Bab 58

11.3K 1K 43
                                    

Kelopak mata Ajeng berkedip-kedip, berusaha menyesuaikan dengan cahaya. Sesat kemudian, kedua matanya terbuka sempurna. Netranya langsung disuguhkan pemandangan yang sangat mengagumkan.

Bulan di atas sana. Warnanya tidak seperti biasanya, yakni sekarang berwarna orange- tembaga kemerahan 'Gerhana bulan total', dan dikelilingi oleh awan berwarna abu kehitaman.

Senyuman manis terbit di wajah cantiknya saat menyaksikan keajaiban itu. Ya, Ajeng menganggap apa yang dilihatnya sekarang adalah sebuah keajaiban langkah. Tidak semua orang beruntung bisa menyaksikan itu.

Saking asyiknya mengagumi ciptaan Tuhan yang satu itu, hingga Ajeng tidak sadar dengan apa yang ada disekitarnya.

Ajeng mengangkat tangannya, seperti akan menyentuh bulan itu. “Kalau gue punya sayap, gue pengen baget terbang kesana. Gue ambil tu bulan, abis itu gue kantongin. Bawa pulang ke bumi.” Ucapnya lalu cekikikan.

“Ada rumah nggak sih di bulan?”

“Apa ada orangnya?”

“Setan, hantu, dan sejenisnya, ada nggak, ya?”

“Pengen ngajak Lintang jalan-jalan kesana deh.”

“Tapi kalau nggak ada makanan, gue ogah!”

Ajeng dengan segala pertanyaan dan kata-kata tak masuk akalnya.

“Gue sentil lo bulan, ciyatt,...”  Menjentikkan jarinya seperti sedang menyentil bulan itu.

“Hiyakk,...  gue pencet-pencet lo!” Sungguh sangat tidak jelas sekali manusia satu itu.

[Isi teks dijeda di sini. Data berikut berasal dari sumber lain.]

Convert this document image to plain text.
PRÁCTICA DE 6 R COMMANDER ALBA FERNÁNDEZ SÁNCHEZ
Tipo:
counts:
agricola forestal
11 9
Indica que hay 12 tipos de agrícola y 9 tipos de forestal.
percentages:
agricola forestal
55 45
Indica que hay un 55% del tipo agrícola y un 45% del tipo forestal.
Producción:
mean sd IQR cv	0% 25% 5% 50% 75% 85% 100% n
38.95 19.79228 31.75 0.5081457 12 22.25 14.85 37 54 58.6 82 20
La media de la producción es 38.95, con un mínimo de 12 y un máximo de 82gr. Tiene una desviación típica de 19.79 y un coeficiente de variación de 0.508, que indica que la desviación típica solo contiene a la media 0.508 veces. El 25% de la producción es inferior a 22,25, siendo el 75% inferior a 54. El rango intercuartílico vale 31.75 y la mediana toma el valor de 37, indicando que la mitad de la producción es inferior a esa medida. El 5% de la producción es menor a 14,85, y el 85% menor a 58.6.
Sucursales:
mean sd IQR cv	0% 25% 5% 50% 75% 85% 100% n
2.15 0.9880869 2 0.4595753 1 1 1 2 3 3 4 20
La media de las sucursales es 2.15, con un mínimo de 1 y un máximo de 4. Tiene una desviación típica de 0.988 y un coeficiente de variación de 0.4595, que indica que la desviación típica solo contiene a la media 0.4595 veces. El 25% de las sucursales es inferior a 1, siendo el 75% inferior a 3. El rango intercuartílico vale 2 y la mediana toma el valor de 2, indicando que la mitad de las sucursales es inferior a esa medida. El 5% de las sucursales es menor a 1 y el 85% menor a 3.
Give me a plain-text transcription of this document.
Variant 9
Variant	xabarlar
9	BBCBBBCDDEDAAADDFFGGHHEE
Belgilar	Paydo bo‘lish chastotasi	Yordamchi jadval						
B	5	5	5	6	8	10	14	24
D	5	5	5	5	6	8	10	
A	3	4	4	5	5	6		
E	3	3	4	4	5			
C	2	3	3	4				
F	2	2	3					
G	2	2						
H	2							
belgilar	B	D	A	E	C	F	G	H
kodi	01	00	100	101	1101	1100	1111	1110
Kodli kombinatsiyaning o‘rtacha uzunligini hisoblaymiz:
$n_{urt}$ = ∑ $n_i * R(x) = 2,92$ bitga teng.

“Tapi kenapa nggak gerak-gerak, ya? Biasanya kan bulan tuh gerak maju. Berputar gitu ngelilingin bumi. Eh.... tapi bukannya bumi yang berputar, ya? Bener nggak sih?” Tanyanya entah pada siapa.

Beberapa menit kemudian, setelah puas berceloteh tidak jelas, Ajeng mengalihkan pandangannya. Ia menoleh kesamping kiri. Satu detik... dua detik... hingga didetik ke sepuluh, kedua bola matanya sontak membulat sempurna, menyaksikan keadaan di sekitarnya. Ajeng kaget sekaget kagetnya.

Segera menegakkan tubuhnya menjadi duduk. Pandangannya mengedar kesegala arah. Dan berusaha mencerna situasi dan keadaan sekitar.

Ternyata, Ajeng duduk di atas batu datar berukuran tidak terlalu lebar. Mungkin hanya muat untuk tiga orang saja. Sejauh mata memandang, Ajeng hanya melihat air, langit dan bulan saja. Ajeng tidak melihat adanya daratan.

“Lah, kok gue bisa ada di tengah laut?”

Baru sadar jika kini dirinya ternyata berada ditengah lautan. Bukankah dirinya sedang... sedang... sedang apa? Berusaha mengingat apa yang tadi ia lakukan hingga berakhir ditempat seperti itu?

Nihil. Meski Ajeng sekuat tenaga mencoba, ia tetap tidak bisa mengingatnya. Lebih sialnya lagi, ia bahkan tidak tahu siapa dirinya.

“Gue siapa?” Tanya Ajeng entah pada siapa.

“Siapa Lintang?” Bukankah tadi ia sempat menyebut nama itu?